Merge branch 'main' into add-missing-cross-references-in-getpass

Author: nedbat

Doc/library/ssl.rst

@@ -146,9 +146,9 @@ purposes.
    *cadata* is given) or uses :meth:`SSLContext.load_default_certs` to load
    default CA certificates.
 
-   When :attr:`~SSLContext.keylog_filename` is supported and the environment
-   variable :envvar:`SSLKEYLOGFILE` is set, :func:`create_default_context`
-   enables key logging.
+   When the environment variable :envvar:`!SSLKEYLOGFILE` is set,
+   :func:`create_default_context` enables key logging by setting
+   :attr:`~SSLContext.keylog_filename` to the variable's value.
 
    The default settings for this context include
    :data:`VERIFY_X509_PARTIAL_CHAIN` and :data:`VERIFY_X509_STRICT`.

Lib/ssl.py

@@ -721,10 +721,9 @@ def create_default_context(purpose=Purpose.SERVER_AUTH, *, cafile=None,
         # root CA certificates for the given purpose. This may fail silently.
         context.load_default_certs(purpose)
     # OpenSSL 1.1.1 keylog file
-    if hasattr(context, 'keylog_filename'):
-        keylogfile = os.environ.get('SSLKEYLOGFILE')
-        if keylogfile and not sys.flags.ignore_environment:
-            context.keylog_filename = keylogfile
+    keylogfile = os.environ.get('SSLKEYLOGFILE')
+    if keylogfile and not sys.flags.ignore_environment:
+        context.keylog_filename = keylogfile
     return context
 
 def _create_unverified_context(protocol=None, *, cert_reqs=CERT_NONE,
@@ -775,10 +774,9 @@ def _create_unverified_context(protocol=None, *, cert_reqs=CERT_NONE,
         # root CA certificates for the given purpose.

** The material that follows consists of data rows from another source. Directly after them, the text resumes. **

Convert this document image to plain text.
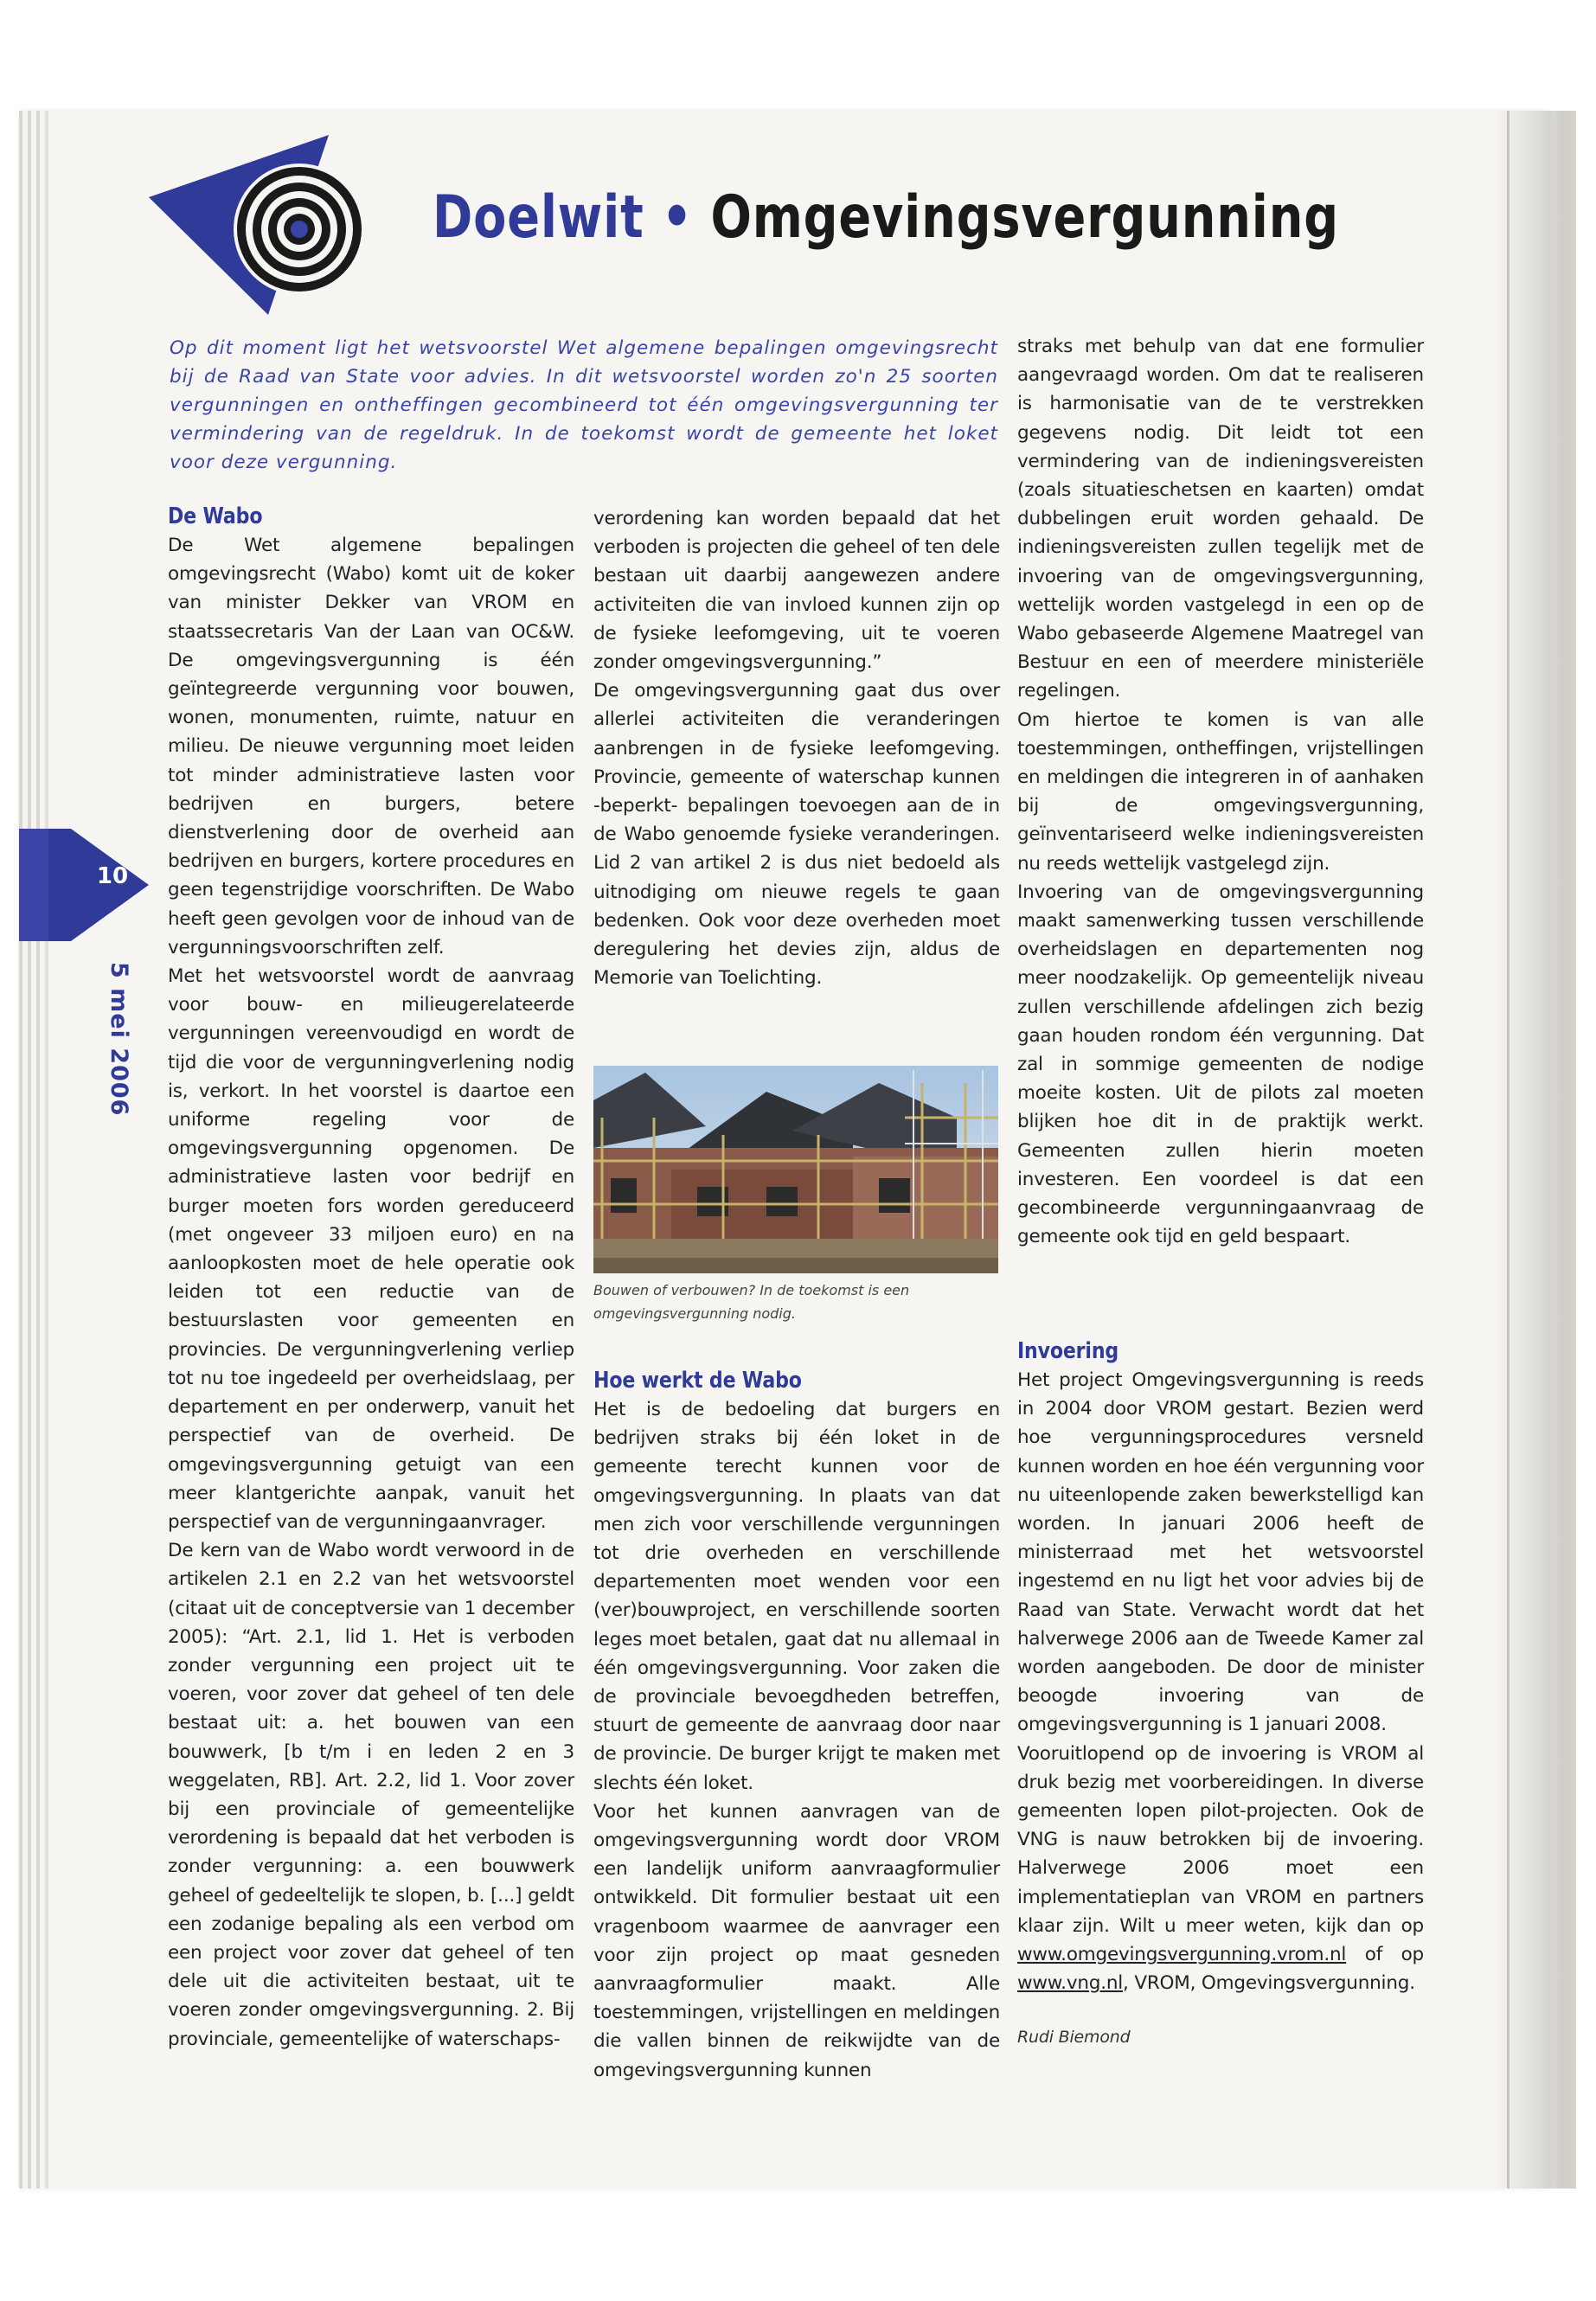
Doelwit • Omgevingsvergunning
Op dit moment ligt het wetsvoorstel Wet algemene bepalingen omgevingsrecht bij de Raad van State voor advies. In dit wetsvoorstel worden zo'n 25 soorten vergunningen en ontheffingen gecombineerd tot één omgevingsvergunning ter vermindering van de regeldruk. In de toekomst wordt de gemeente het loket voor deze vergunning.

De Wabo

De Wet algemene bepalingen omgevingsrecht (Wabo) komt uit de koker van minister Dekker van VROM en staatssecretaris Van der Laan van OC&W. De omgevingsvergunning is één geïntegreerde vergunning voor bouwen, wonen, monumenten, ruimte, natuur en milieu. De nieuwe vergunning moet leiden tot minder administratieve lasten voor bedrijven en burgers, betere dienstverlening door de overheid aan bedrijven en burgers, kortere procedures en geen tegenstrijdige voorschriften. De Wabo heeft geen gevolgen voor de inhoud van de vergunningsvoorschriften zelf.

Met het wetsvoorstel wordt de aanvraag voor bouw- en milieugerelateerde vergunningen vereenvoudigd en wordt de tijd die voor de vergunningverlening nodig is, verkort. In het voorstel is daartoe een uniforme regeling voor de omgevingsvergunning opgenomen. De administratieve lasten voor bedrijf en burger moeten fors worden gereduceerd (met ongeveer 33 miljoen euro) en na aanloopkosten moet de hele operatie ook leiden tot een reductie van de bestuurslasten voor gemeenten en provincies. De vergunningverlening verliep tot nu toe ingedeeld per overheidslaag, per departement en per onderwerp, vanuit het perspectief van de overheid. De omgevingsvergunning getuigt van een meer klantgerichte aanpak, vanuit het perspectief van de vergunningaanvrager.

De kern van de Wabo wordt verwoord in de artikelen 2.1 en 2.2 van het wetsvoorstel (citaat uit de conceptversie van 1 december 2005): “Art. 2.1, lid 1. Het is verboden zonder vergunning een project uit te voeren, voor zover dat geheel of ten dele bestaat uit: a. het bouwen van een bouwwerk, [b t/m i en leden 2 en 3 weggelaten, RB]. Art. 2.2, lid 1. Voor zover bij een provinciale of gemeentelijke verordening is bepaald dat het verboden is zonder vergunning: a. een bouwwerk geheel of gedeeltelijk te slopen, b. [...] geldt een zodanige bepaling als een verbod om een project voor zover dat geheel of ten dele uit die activiteiten bestaat, uit te voeren zonder omgevingsvergunning. 2. Bij provinciale, gemeentelijke of waterschaps-

verordening kan worden bepaald dat het verboden is projecten die geheel of ten dele bestaan uit daarbij aangewezen andere activiteiten die van invloed kunnen zijn op de fysieke leefomgeving, uit te voeren zonder omgevingsvergunning.”

De omgevingsvergunning gaat dus over allerlei activiteiten die veranderingen aanbrengen in de fysieke leefomgeving. Provincie, gemeente of waterschap kunnen -beperkt- bepalingen toevoegen aan de in de Wabo genoemde fysieke veranderingen. Lid 2 van artikel 2 is dus niet bedoeld als uitnodiging om nieuwe regels te gaan bedenken. Ook voor deze overheden moet deregulering het devies zijn, aldus de Memorie van Toelichting.

Bouwen of verbouwen? In de toekomst is een omgevingsvergunning nodig.

Hoe werkt de Wabo

Het is de bedoeling dat burgers en bedrijven straks bij één loket in de gemeente terecht kunnen voor de omgevingsvergunning. In plaats van dat men zich voor verschillende vergunningen tot drie overheden en verschillende departementen moet wenden voor een (ver)bouwproject, en verschillende soorten leges moet betalen, gaat dat nu allemaal in één omgevingsvergunning. Voor zaken die de provinciale bevoegdheden betreffen, stuurt de gemeente de aanvraag door naar de provincie. De burger krijgt te maken met slechts één loket.

Voor het kunnen aanvragen van de omgevingsvergunning wordt door VROM een landelijk uniform aanvraagformulier ontwikkeld. Dit formulier bestaat uit een vragenboom waarmee de aanvrager een voor zijn project op maat gesneden aanvraagformulier maakt. Alle toestemmingen, vrijstellingen en meldingen die vallen binnen de reikwijdte van de omgevingsvergunning kunnen

straks met behulp van dat ene formulier aangevraagd worden. Om dat te realiseren is harmonisatie van de te verstrekken gegevens nodig. Dit leidt tot een vermindering van de indieningsvereisten (zoals situatieschetsen en kaarten) omdat dubbelingen eruit worden gehaald. De indieningsvereisten zullen tegelijk met de invoering van de omgevingsvergunning, wettelijk worden vastgelegd in een op de Wabo gebaseerde Algemene Maatregel van Bestuur en een of meerdere ministeriële regelingen.

Om hiertoe te komen is van alle toestemmingen, ontheffingen, vrijstellingen en meldingen die integreren in of aanhaken bij de omgevingsvergunning, geïnventariseerd welke indieningsvereisten nu reeds wettelijk vastgelegd zijn.

Invoering van de omgevingsvergunning maakt samenwerking tussen verschillende overheidslagen en departementen nog meer noodzakelijk. Op gemeentelijk niveau zullen verschillende afdelingen zich bezig gaan houden rondom één vergunning. Dat zal in sommige gemeenten de nodige moeite kosten. Uit de pilots zal moeten blijken hoe dit in de praktijk werkt. Gemeenten zullen hierin moeten investeren. Een voordeel is dat een gecombineerde vergunningaanvraag de gemeente ook tijd en geld bespaart.

Invoering

Het project Omgevingsvergunning is reeds in 2004 door VROM gestart. Bezien werd hoe vergunningsprocedures versneld kunnen worden en hoe één vergunning voor nu uiteenlopende zaken bewerkstelligd kan worden. In januari 2006 heeft de ministerraad met het wetsvoorstel ingestemd en nu ligt het voor advies bij de Raad van State. Verwacht wordt dat het halverwege 2006 aan de Tweede Kamer zal worden aangeboden. De door de minister beoogde invoering van de omgevingsvergunning is 1 januari 2008.

Vooruitlopend op de invoering is VROM al druk bezig met voorbereidingen. In diverse gemeenten lopen pilot-projecten. Ook de VNG is nauw betrokken bij de invoering. Halverwege 2006 moet een implementatieplan van VROM en partners klaar zijn. Wilt u meer weten, kijk dan op www.omgevingsvergunning.vrom.nl of op www.vng.nl, VROM, Omgevingsvergunning.

Rudi Biemond

10
5 mei 2006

This may fail silently.
         context.load_default_certs(purpose)
     # OpenSSL 1.1.1 keylog file
-    if hasattr(context, 'keylog_filename'):
-        keylogfile = os.environ.get('SSLKEYLOGFILE')
-        if keylogfile and not sys.flags.ignore_environment:
-            context.keylog_filename = keylogfile
+    keylogfile = os.environ.get('SSLKEYLOGFILE')
+    if keylogfile and not sys.flags.ignore_environment:
+        context.keylog_filename = keylogfile
     return context
 
 # Used by http.client if no context is explicitly passed.

Lib/test/test_ssl.py

@@ -59,10 +59,7 @@
 CAN_GET_SELECTED_OPENSSL_SIGALG = ssl.OPENSSL_VERSION_INFO >= (3, 5)
 PY_SSL_DEFAULT_CIPHERS = sysconfig.get_config_var('PY_SSL_DEFAULT_CIPHERS')
 
-HAS_KEYLOG = hasattr(ssl.SSLContext, 'keylog_filename')
-requires_keylog = unittest.skipUnless(
-    HAS_KEYLOG, 'test requires OpenSSL 1.1.1 with keylog callback')
-CAN_SET_KEYLOG = HAS_KEYLOG and os.name != "nt"
+CAN_SET_KEYLOG = (os.name != "nt")
 requires_keylog_setter = unittest.skipUnless(
     CAN_SET_KEYLOG,
     "cannot set 'keylog_filename' on Windows"
@@ -5453,7 +5450,6 @@ def keylog_lines(self, fname=os_helper.TESTFN):
         with open(fname) as f:
             return len(list(f))
 
-    @requires_keylog
     def test_keylog_defaults(self):
         self.addCleanup(os_helper.unlink, os_helper.TESTFN)
         ctx = ssl.SSLContext(ssl.PROTOCOL_TLS_CLIENT)
@@ -5481,7 +5477,6 @@ def test_keylog_defaults(self):
         with self.assertRaises(TypeError):
             ctx.keylog_filename = 1
 
-    @requires_keylog
     def test_keylog_filename(self):
         self.addCleanup(os_helper.unlink, os_helper.TESTFN)
         client_context, server_context, hostname = testing_context()
@@ -5522,7 +5517,6 @@ def test_keylog_filename(self):
         client_context.keylog_filename = None
         server_context.keylog_filename = None
 
-    @requires_keylog
     @unittest.skipIf(sys.flags.ignore_environment,
                      "test is not compatible with ignore_environment")
     def test_keylog_env(self):

Misc/NEWS.d/next/Library/2026-06-04-06-50-06.gh-issue-150898.1LkLA3.rst

@@ -0,0 +1 @@
+Unconditionally assume :attr:`ssl.SSLContext.keylog_filename` exists.